| Os Mercenários 2 | Ou: “Chuck Norris e o Conto da Picada de Cobra”


Bem melhor que uma conversa na missa hein? Schwarzenegger, Stallone e Willis enfim têm uma reunião digna
Eu nunca tinha visto um filme do Chuck Norris. Não vivi na década de 80, então assistir a Os Mercenários 2 é uma experiência um tanto diferenciada para mim e aqueles que não sejam familiarizados com as carreiras de seus astros. Claro que todo mundo conhece o “básico” (Stallone com Rocky, Schwarzenegger com Exterminador do Futuro e Willis com Duro de Matar) e isso já foi o suficiente para se divertir com o longa.
A trama acompanha novamente o grupo de mercenários “dispensáveis” do primeiro filme, trazendo o Sr. Church (Willis) contratando-os para mais uma missão: interceptar um criminoso que planeja um ousado roubo de plutônio, ao mesmo tempo em que vingam a morte de um membro.
Um fiapo de história, como o descrito acima, é mais do que suficiente para soltar o elenco sedento por destruição e testosterona. Não se deve esperar uma obra-prima vindo de um filme assim, então Os Mercenários 2 ganha créditos por aproveitar todo o potencial de seu estrelado elenco – seja em momentos de pancadaria, seja em momentos de humor que relembrem famosos bordões de seus intérpretes (“I’m Back!” ) – feito que o longa anterior só abordava tangencialmente.

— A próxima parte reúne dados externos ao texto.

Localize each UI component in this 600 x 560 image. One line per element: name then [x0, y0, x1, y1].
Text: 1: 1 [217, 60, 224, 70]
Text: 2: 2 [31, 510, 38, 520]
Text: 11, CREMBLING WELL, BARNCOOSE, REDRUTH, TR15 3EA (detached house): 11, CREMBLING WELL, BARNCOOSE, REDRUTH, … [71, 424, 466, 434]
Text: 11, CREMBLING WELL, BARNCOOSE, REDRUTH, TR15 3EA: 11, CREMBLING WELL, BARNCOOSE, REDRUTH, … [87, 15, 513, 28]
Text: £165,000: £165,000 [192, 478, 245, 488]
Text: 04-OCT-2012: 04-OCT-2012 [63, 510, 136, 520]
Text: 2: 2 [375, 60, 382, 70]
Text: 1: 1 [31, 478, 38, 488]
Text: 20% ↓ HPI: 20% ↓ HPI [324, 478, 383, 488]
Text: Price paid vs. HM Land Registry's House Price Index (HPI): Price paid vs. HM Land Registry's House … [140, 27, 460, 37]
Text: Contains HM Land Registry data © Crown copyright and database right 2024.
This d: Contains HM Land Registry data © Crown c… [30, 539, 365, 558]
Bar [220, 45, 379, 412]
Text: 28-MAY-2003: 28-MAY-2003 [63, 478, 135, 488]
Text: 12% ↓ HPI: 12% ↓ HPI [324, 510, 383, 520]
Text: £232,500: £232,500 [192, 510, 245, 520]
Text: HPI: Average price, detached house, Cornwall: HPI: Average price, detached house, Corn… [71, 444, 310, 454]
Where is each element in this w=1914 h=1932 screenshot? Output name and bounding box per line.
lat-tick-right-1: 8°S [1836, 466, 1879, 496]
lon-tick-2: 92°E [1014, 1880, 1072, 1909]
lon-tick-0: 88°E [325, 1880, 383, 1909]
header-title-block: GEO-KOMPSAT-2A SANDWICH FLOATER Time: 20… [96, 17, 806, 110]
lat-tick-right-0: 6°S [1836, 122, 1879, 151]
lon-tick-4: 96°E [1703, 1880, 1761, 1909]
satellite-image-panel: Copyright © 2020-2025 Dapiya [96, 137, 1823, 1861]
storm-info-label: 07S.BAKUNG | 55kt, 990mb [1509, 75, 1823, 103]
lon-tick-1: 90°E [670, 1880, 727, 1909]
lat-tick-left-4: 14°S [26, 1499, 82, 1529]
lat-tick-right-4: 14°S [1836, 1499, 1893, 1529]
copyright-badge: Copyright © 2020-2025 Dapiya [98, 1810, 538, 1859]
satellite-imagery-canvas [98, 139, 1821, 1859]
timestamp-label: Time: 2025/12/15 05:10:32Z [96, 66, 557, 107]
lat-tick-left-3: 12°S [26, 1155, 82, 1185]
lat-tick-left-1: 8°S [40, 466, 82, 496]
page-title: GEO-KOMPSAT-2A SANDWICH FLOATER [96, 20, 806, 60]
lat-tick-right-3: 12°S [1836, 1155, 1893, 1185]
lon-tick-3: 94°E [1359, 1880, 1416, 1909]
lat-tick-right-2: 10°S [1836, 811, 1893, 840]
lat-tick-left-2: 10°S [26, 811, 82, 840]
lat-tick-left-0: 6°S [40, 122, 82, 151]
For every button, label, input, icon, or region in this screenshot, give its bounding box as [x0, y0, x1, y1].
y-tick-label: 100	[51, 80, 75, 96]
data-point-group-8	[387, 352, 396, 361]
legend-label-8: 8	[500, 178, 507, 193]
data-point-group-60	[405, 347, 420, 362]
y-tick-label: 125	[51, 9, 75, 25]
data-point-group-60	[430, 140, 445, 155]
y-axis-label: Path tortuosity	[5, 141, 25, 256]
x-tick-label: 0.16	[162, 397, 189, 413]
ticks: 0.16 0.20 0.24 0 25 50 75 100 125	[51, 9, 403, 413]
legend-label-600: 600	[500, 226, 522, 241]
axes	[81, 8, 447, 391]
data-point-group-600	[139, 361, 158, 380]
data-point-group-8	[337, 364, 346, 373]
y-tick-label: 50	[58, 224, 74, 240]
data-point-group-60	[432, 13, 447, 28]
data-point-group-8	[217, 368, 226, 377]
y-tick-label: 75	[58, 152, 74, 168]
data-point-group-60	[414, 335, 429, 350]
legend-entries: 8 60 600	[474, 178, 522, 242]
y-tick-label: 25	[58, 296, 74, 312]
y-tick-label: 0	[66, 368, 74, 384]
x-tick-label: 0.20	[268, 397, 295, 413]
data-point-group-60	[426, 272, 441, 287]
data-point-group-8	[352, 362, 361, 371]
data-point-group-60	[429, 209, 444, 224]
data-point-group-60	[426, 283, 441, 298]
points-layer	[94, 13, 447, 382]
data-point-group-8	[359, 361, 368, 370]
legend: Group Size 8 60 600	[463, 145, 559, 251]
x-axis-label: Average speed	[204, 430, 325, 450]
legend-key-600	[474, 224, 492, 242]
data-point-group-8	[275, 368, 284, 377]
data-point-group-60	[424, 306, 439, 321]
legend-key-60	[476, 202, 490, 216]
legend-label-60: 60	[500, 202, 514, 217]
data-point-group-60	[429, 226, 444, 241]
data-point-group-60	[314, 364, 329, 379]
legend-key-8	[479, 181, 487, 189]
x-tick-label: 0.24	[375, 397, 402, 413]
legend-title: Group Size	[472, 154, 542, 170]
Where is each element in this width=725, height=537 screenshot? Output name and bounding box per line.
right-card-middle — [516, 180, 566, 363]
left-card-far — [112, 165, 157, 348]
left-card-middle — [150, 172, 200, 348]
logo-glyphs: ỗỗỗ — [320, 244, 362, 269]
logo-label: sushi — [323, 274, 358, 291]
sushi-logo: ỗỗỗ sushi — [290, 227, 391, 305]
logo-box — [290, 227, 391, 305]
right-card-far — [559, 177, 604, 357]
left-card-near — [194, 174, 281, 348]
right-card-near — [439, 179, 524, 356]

Tal melhoria certamente se deve à saída de Sylvester Stallone da direção, dando espaço ao relativamente competente Simon West, que mostra-se infinitamente melhor no comando de cenas de ação, mesmo que tenha graves problemas de congruência espacial (em certo ponto, desisti de tentar entender em que país os personagens estavam, ou de onde teria surgido aquele aeroporto no clímax). Mas isso não é um problema grave devido às circunstâncias a que o filme se entrega: o roteiro de Stallone e Richard Wenk cria situações tão absurdas quanto impressionantes, e cada astro ganha devido espaço em cena para mostrar suas habilidades.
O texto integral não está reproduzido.